Meldestelle dokumentiert 726 antisemitische Vorfälle im ersten Halbjahr
Insgesamt 726 antisemitische Vorfälle in Österreich hat die Antisemitismus-Meldestelle der Israelitischen Kultusgemeinde Wien (IKG) im ersten Halbjahr 2025 registriert. Im Vergleichszeitraum 2024 waren es 808 Vorfälle, 2023 - vor dem Hamas-Terrorangriff auf Israel - 311, wie die Meldestelle am Mittwoch mitteilte. Laut IKG-Präsident Oskar Deutsch zeigt der aktuelle Bericht, eine bedrohliche Lage jüdischen Lebens in Österreich; zugleich halte man weiterhin am jüdischen Leben als selbstverständlicher Bestandteil Österreichs und als beste Antwort auf Antisemitismus fest. Jedoch: "Der antisemitische Tsunami wurde zu einer andauernden Überflutung", so Deutsch mit Verweis auf die antisemitischen Übergriffe.
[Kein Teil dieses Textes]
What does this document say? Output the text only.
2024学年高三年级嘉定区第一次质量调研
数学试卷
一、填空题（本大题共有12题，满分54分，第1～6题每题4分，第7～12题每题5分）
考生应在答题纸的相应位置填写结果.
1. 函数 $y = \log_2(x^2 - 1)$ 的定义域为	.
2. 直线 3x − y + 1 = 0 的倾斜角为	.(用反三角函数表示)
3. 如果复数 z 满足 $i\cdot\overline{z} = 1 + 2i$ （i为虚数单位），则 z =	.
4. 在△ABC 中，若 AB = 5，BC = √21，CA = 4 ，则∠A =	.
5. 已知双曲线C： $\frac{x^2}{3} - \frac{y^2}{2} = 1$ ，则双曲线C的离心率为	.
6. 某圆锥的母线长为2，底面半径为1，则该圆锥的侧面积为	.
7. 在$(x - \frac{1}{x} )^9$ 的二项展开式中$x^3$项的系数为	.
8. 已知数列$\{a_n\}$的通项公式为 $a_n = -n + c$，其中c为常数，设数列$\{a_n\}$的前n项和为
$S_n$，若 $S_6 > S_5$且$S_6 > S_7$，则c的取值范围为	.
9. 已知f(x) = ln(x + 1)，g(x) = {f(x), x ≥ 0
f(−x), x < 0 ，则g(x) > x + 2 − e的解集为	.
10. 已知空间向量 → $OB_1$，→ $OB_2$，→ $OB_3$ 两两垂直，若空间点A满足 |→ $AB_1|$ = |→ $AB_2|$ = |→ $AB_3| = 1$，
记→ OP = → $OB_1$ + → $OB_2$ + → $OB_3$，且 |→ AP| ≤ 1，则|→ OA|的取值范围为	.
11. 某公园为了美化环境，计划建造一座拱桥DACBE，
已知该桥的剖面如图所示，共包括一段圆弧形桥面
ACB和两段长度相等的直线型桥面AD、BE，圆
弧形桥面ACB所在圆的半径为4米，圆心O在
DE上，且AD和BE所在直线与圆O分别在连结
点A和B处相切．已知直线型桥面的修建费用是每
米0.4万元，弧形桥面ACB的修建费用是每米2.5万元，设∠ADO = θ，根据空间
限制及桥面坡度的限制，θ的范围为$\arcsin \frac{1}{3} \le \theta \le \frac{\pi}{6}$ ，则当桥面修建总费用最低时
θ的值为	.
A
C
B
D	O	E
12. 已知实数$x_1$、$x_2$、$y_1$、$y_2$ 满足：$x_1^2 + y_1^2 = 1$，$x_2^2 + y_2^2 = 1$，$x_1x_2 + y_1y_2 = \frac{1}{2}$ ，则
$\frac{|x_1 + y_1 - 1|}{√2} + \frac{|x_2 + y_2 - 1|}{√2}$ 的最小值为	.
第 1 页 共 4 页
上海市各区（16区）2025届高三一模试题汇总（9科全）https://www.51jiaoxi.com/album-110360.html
Laut der IKG-Statistik wurden 5 physische Angriffe, 8 Bedrohungen, 78 Sachbeschädigungen, 203 Massenzuschriften sowie 432 Fälle verletzenden Verhaltens dokumentiert. In 77 Fällen war ein Aufruf zu oder eine Verherrlichung von Terror enthalten. Die häufigste Erscheinungsform blieb mit 80 Prozent israelbezogener Antisemitismus, gefolgt von antisemitischem Othering (53,7 Prozent) und Schoa-Relativierungen bzw. -Leugnungen (44,3 Prozent). Seit 2025 wird zudem auch antijudaistischer Antisemitismus als Kategorie erfasst.
Die ideologische Zuordnung der Vorfälle zeigt ein breites Spektrum: 202 Vorfälle wurden politisch links motivierten Personen oder Gruppen zugeschrieben, 195 einem muslimischen Hintergrund, 147 einem rechten - in 182 Fällen blieb der Hintergrund unklar. Der Leiter der Meldestelle, Johannan Edelman, betonte, dass nur verifizierte eindeutige antisemitische Meldungen in die Statistik eingehen. Zugleich sei die Meldebereitschaft rückläufig, weil sich Betroffene zunehmend zurückziehen oder weder Betreuung noch statistische Erfassung wünschen, so Edelman, der von einer hohen Dunkelziffer ausgeht. Diskriminierungen, Drohungen oder gar Angriffe würden immer häufiger hingenommen, heißt es im Bericht.
IKG-Generalsekretär Benjamin Nägele sprach von einer "Dauerbelastung" für viele Gemeindemitglieder infolge antisemitischer Übergriffe. Der Alltag sei "von einem latenten Unsicherheitsgefühl begleitet". Politik, Justiz und Zivilgesellschaft seien gefordert, "gegen jede Form des Antisemitismus aufzustehen".
Speziell in den Sommermonaten war eine Häufung von physisch besonders bedrohlichen Vorfällen festzustellen. Laut Meldestellen-Leiter Edelman überstieg die Zahl der dokumentierten Angriffe und Bedrohungen bereits kurz nach Ende des Berichtszeitraums jene des gesamten ersten Halbjahres. Eine statistische Auswertung des gesamten Kalenderjahres 2025 ist für Frühjahr 2026 avisiert.
Die IKG zieht Parallelen zu Entwicklungen in anderen europäischen Ländern: Nach dem Hamas-Massaker vom Oktober 2023 habe sich das Niveau antisemitischer Vorfälle "auf hohem Niveau" eingependelt.